Toni Erdmann, le 3eme film de l’allemande Maren Ade, était un des moins attendus de la compétition cannoise 2016. Il s’est vite imposé comme un des favoris pour la Palme d’or. Hélas, le jury est passé étrangement à côté, ratant ainsi l’occasion de récompenser une réalisatrice originale, audacieuse et pleinement maîtresse de son art.
De l’art d’être père
Il n’est jamais facile de dire aux gens qu’on les aime, même à son père, même à sa fille, surtout quand la vie et les kilomètres vous tiennent à distance. Winfried est un incorrigible farceur. Faire des blagues, en permanence, avec n’importe qui et n’importe où, est la meilleure manière qu’il a trouvé pour dissimuler sa sensibilité à fleur de peau.
Sa fille, Inès, lui manque. Beaucoup. Ambitieuse, carriériste, elle travaille pour une société de conseil allemande appelée à régler une transaction délicate en Roumanie. Et depuis qu’elle est à Bucarest, happée par sa carrière, elle n’a plus de temps à consacrer à son père. Même quand elle rentre en Allemagne pour son anniversaire , elle est constamment pendue au téléphone.
A vrai dire, les manières de sa fille le dégoûte, alors qu’elle a parfois honte de lui. Qu’importe. Winfried s’invite à Bucarest et devient un grippage inattendu et imprévisible dans la vie de sa fille. Et même quand elle le croit reparti, elle n’est pas au bout de ses peines. Nous spectateurs, nous sommes aux anges.
Toni Erdmann ou l’amour filial v/s la compétition internationale
Toni Erdmann, du nom d’un des personnages – mais on ne vous dira pas lequel!- est un film en équilibre précaire mais parfaitement tenu entre une déclaration d’amour magnifique, certes peu conventionnelle d’un père à sa fille et une critique acerbe du système économique actuel. Le raccourci peut sembler étonnant mais dans le film, il se tient.
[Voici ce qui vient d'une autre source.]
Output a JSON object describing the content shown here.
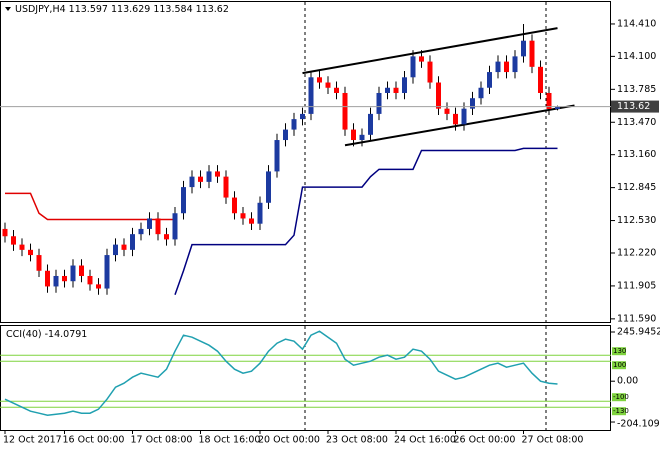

Winfried adore sa fille mais désapprouve son métier, sa réussite au regard du prix qu’elle paie pour y parvenir. Habituée aux compromissions, à la rationalisation imposée par le top management des entreprises pour lesquelles elle travaille, Inès a dissous ses sentiments, ses émotions dans son efficacité professionnelle et sa capacité froide, à trouver des solutions toujours plus pertinentes d’un point de vue économique, absurdes d’un point de vue humain.
Un père et une fille
Son père Winfried n’a jamais eu ni ce talent, ni cette ambition. Pour lui, à l’inverse, l’homme et le plaisir priment. Il le paie cher d’ailleurs, poussé par son ironie perpétuelle sur les franges marginales de la société. Ce dont il semble se foutre. En revanche, il ne badine ni avec l’amour filial, ni avec les sentiments. Et le montre, à sa façon.
Comment réconcilier ce duo que tout oppose? C’est justement le miracle de ce film écrit et réalisé par Maren Ade, productrice de Miguel Gomes (Tabou, le trilogie des Mille et une nuits) et jeune réalisatrice dont seul, le second film Everyone Else est sorti en France.
Toni Erdmann, une montée en puissance vers un sommet de comédie
Dans un final époustouflant et inattendu – pour ne pas dire complètement barré! et irrésistiblement drôle – le père et la fille vont finir par se rapprocher sans abdiquer leurs principes. C’est d’autant plus intéressant que ce couple est rarement traité ainsi au cinéma, c’est-à-dire à égalité, les deux étant des adultes liés par une histoire commune mais qu’une génération distingue.
Le scénario habile, audacieux permet aux deux comédiens de réaliser une composition hors norme, évidemment plus en faveur du père fantaisiste, brillamment campé par un Peter Simonischek déchaîné mais auquel Sandra Hüller oppose une rigidité bienveillante. C’est à la fois hilarant et profond, offrant un lecture aussi drôle au premier qu’au second degré, égratignant au passage avec une ironie féroce les manières des entreprises aujourd’hui dans leurs relations humaines. Audacieux, réjouissant, intelligent.. bref, nécessaire!
De Maren Ade, avec Sandra Hüller, Peter Simonischek…
2016 – Allemagne – 2h42
Toni Erdmann de Maren Ade concourait en compétition officielle pour la Palme d’or. Il était un des trois films réalisés par une femme. Il a obtenu le prix de la Fipresci, remis par un jury international de critiques de cinéma. Il sortira en salle le 17 août 2016.